Your book was very interesting and a fast read!
Herman Miller
It was a great book and I really enjoyed reading it.
James Jasek
I was right about the book. It is way too short. A good 500 pages would have been better as I don't want it to end. What an amazing adventure it has been for you.
Best book I have read in years. Mostly I read technical books and history of WWI.
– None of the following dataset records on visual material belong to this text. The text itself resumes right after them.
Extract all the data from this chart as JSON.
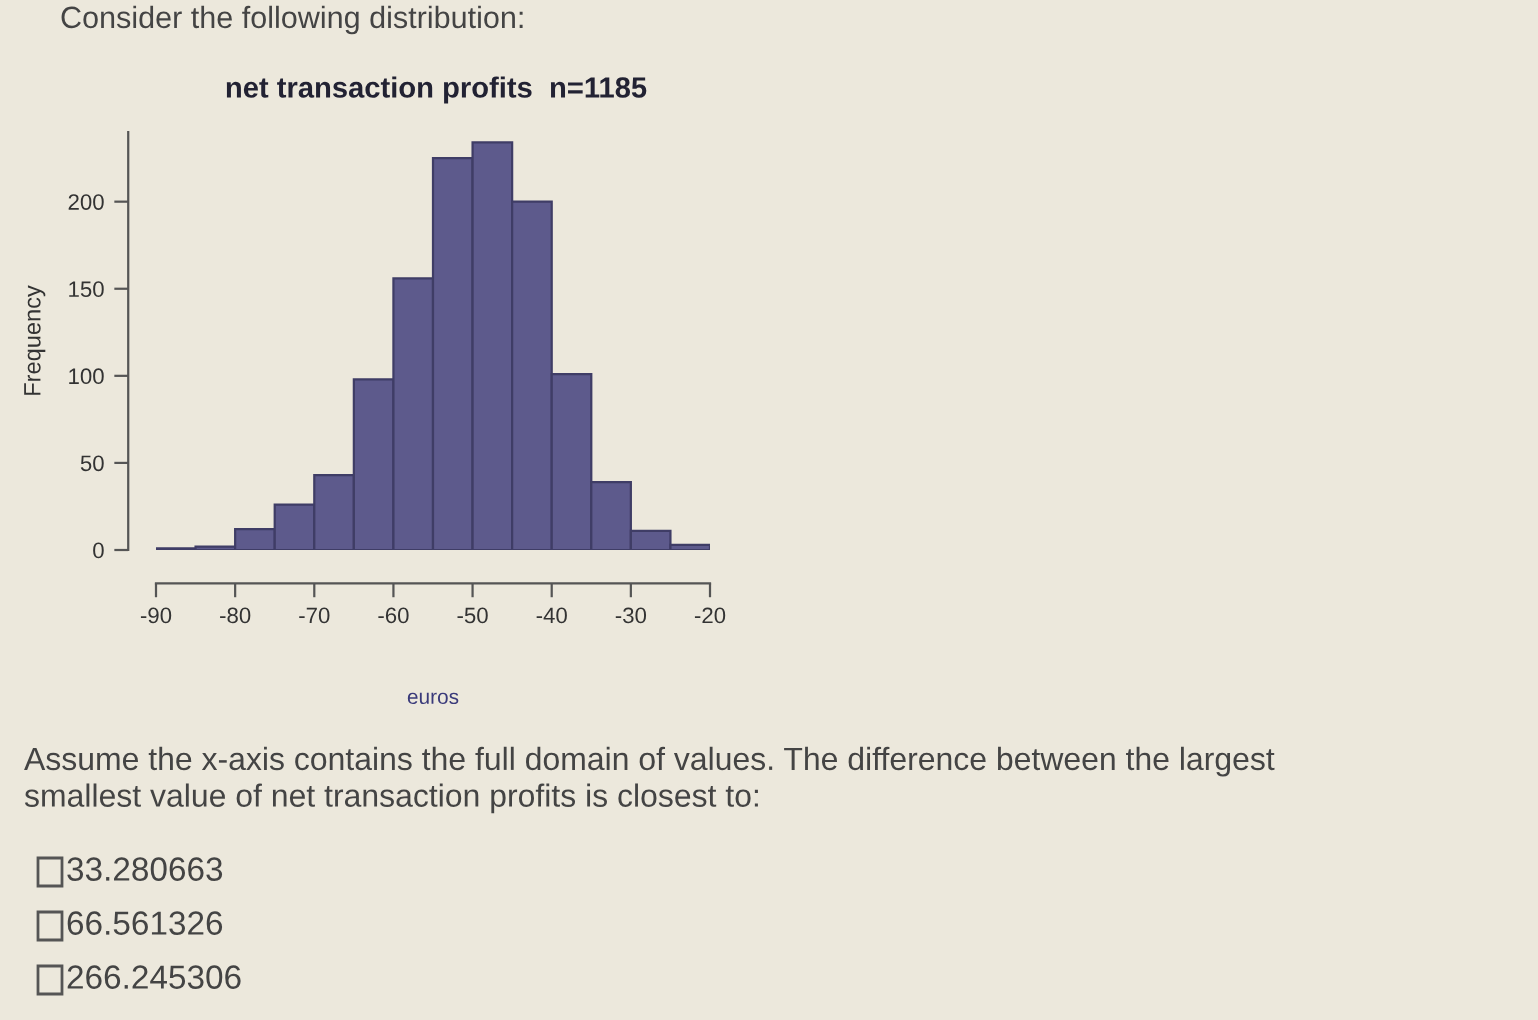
{
  "chart_data": {
    "type": "histogram",
    "title": "net transaction profits  n=1185",
    "xlabel": "euros",
    "ylabel": "Frequency",
    "bins": [
      -90,
      -85,
      -80,
      -75,
      -70,
      -65,
      -60,
      -55,
      -50,
      -45,
      -40,
      -35,
      -30,
      -25,
      -20
    ],
    "values": [
      1,
      2,
      12,
      26,
      43,
      98,
      156,
      225,
      234,
      200,
      101,
      39,
      11,
      3
    ],
    "color": "#5d5a8c",
    "xlim": [
      -90,
      -20
    ],
    "ylim": [
      0,
      240
    ],
    "xticks": [
      -90,
      -80,
      -70,
      -60,
      -50,
      -40,
      -30,
      -20
    ],
    "yticks": [
      0,
      50,
      100,
      150,
      200
    ],
    "grid": false,
    "legend": false,
    "annotations": [
      "Consider the following distribution:",
      "Assume the x-axis contains the full domain of values. The difference between the largest\nsmallest value of net transaction profits is closest to:",
      "33.280663",
      "66.561326",
      "266.245306"
    ]
  }
}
And after Jasek read it a second time:
The best thing is how the wording and the story flowed so perfectly.I really didn't want to end, but it ended perfectly.
James Wells
I am reading your book right now. It is the best book I have that I have not yet read, so there you go. What is speaking to me besides the caving is the personal choices. I remember in the early 1980's I was on the edge of the ability to take on real world class expedition caving. I chose the weekend warrior route, and it worked for me although I did lose one wife to the cave. I totally understand the size of the decision because I was facing it squarely and was very conscious of it. So now I have 30 years of 24-hour triumphs and one Mammoth connection rather than a Sistema Huautla, I guess it's a decent trade. Anyway your description of your first marriage and the similar choices facing the various cavers made me think about that history.
Kasia Biernacka, Poland
I'm reading your book about Huautla now and I do it with pleasure - very interesting book!
Ron Kerbo
If you were not already a caver this book would make you want to be one much as Jacques Cousteau's book "The Silent World" led many of use to become divers back in the 1950s and even to become a cave divers in later years ”---and the road goes ever on."
Mark Minton
I like the book and found it to be fast reading. I too look forward to Steele's next book
Ellie Thoene
I just finished Huautla and I became so absorbed in the story that I feel like I
am now 30 years older. I was impressed how you were able to share in words the
excitement that came with each connection, the relational intricacies with each
relationship, and the sorrow with each tragedy. When you first told me about
Huautla and its vastness and great depth, I was fascinated and this book just
intensified that fascination. Thanks for sharing this story with the caving
community.
Bill Mixon
…this is an important and valuable book. Way too few first-person accounts of exploration by American cavers have been commercially published.
Richard A. Watson
It is a tremendous read for cavers, and a very important book documenting American caving, which has so little documentation in books, which is the only documentation that counts beyond the caving community.
Bill Stone
In the end it was a sense of accomplishment achieved with a few individuals bold and brave and intelligent and crazy enough to be there with you on a true frontier and make something unusual happen. That's what came through in reading your book, at least subliminally to me in certain places. It seems to make life have meaning, despite all the senseless work stress and other unhappy distractions we all bear. So... thanks for capturing a lot of the things that happened during those years.